By now, every collegiate sports fan is aware that the National Labor Relations Board’s Chicago regional office has declared Northwestern University college football athletic scholarship recipients eligible for union representation. The decision has raised the usual chorus of cheers and criticisms that arise whenever and wherever unionization comes up. One also hears support for the regional director’s ruling from those who view Big Ten football programs as the NFL in disguise. A lot of ink has been spilled repeating his finding that between 2003 and 2012, the Northwestern football program earned $76 million more than it spent.
The decision, however, should get a failing grade both legally and as a matter of public policy.
Legally, the decision mentions, but rushes past the issue of whether the athletes’ arrangements with the university are “contracts of hire”; a prerequisite to the director’s decision that the athletes are really common law “employees” and so fall within the scope of National Labor Relations Act’s coverage. The analysis of the “employee” question is shallow and simplistic.
The regional director notes that the players do not get paid in the common sense of the word; they get a scholarship, but he simply equates this to pay. His bland assertions in this regard should have been more carefully considered. He notes that the “pay” varies depending on the cost of providing the scholarship and on the cost of the education. However, he ignores the fact that individual student educational costs can differ depending on, for example, the student’s decisions about what major course of study to pursue. It costs more to educate a student pursuing a science or engineering major than one studying history or political science. This variation in cost is not within the university’s control; it a function of the student athlete’s personal choice.
Additionally, as was mentioned in the director’s decision, the scholarship continues even if the athlete is rendered permanently unable to play because of injury, indeed a critical difference between the status of an employee at common law and the college athlete attending school on a scholarship.

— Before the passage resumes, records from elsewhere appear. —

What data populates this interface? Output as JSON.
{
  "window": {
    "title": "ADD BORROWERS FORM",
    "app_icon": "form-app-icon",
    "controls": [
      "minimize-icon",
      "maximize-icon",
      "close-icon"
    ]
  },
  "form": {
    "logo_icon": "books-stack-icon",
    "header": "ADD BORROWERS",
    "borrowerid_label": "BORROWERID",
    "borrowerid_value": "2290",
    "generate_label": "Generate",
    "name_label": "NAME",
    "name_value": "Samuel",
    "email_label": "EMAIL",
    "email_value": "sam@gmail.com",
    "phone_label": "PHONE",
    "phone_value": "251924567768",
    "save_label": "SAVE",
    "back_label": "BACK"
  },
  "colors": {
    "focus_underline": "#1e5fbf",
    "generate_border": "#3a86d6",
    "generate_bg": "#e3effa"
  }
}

The regional director’s analysis also fell short in considering the community of interest between the scholarship and non-scholarship athletes. He simply finds that there is no community of interest on the team that might negatively be impacted by the scholarship athletes’ deciding to unionize, a right that would not be open to the non-scholarship players. In reaching that conclusion, he ignored the educational component of participation in college sports. Collegiate athletics is not just an economic exercise. If it was, there would not be any non-scholarship athletes. It is a team endeavor where young men and women learn to work together toward a common goal. Where they learn to work as a team, where some learn to lead and some learn to subordinate their personal goals to further the team effort. The objective is not to make money, but to win a game for the moral benefit of the institution, as well as the good of the team and the individual player’s satisfaction.
To introduce a union that represents only a portion of a team’s players, that is required to focus on the terms and conditions of “employment” for its members to the exclusion of other considerations and that does so through maintaining an adversarial relationship with “management,” is destructive of the educational reasons that support the existence of collegiate athletics in the first place.
The decision was questionable in its legal analysis, its public policy implications are even more disturbing; need even deeper consideration.
Collegiate sports critics have had field day, but they ignore the fact that at Northwestern most of the extra money made by the football team is spent to subsidize the university’s non-revenue producing athletic teams, including all of the women’s varsity teams; in fact, every other sports team that Northwestern fields besides men’s basketball.
Commentators and the regional director ignore the even more important fact that athletic scholarships provide many underprivileged young men and women a chance to get a college education that would otherwise be beyond their reach. The regional director’s cheering gallery seems to have forgotten about the athletic scholarships given to players on the non-revenue producing teams as well as those handed out by smaller private colleges where no “team” is a significant overall financial boon to the school; may even be a dead loss from a money perspective, but where the players are still enabled to obtain that college education which is so vital a commodity in today’s workplace; so important to individual social mobility.
If the NLRA is introduced to college sports, it will not be limited to money-making Big Ten football or similar programs, but will apply to every private university, however small, that trades a free education to its athletes in return for their participation on the sports field. In those cases where athletics do not provide a significant, or even any, financial benefit to a school, is it too great a stretch to postulate that those schools will likely kill athletic scholarships, rather than struggle with the additional costs and headaches that unionization would entail? Is it too hard to imagine that one more path to higher education will be removed from the reach of our poorest kids?
And has anyone considered the impact of finding college athletes to be “employees” on the panoply of other federal and state employment laws. Will college athletes be entitled to overtime wages? Will OSHA be making the decisions on athletic health and safety issues? Will athletic teams be required to report their racial and ethnic makeup to the Equal Employment Opportunity Commission? At what point, will regulation endanger all but the most “profitable” collegiate sports organizations? These policy issues need to be seriously considered before the NLRB is allowed to take jurisdiction of college sports teams.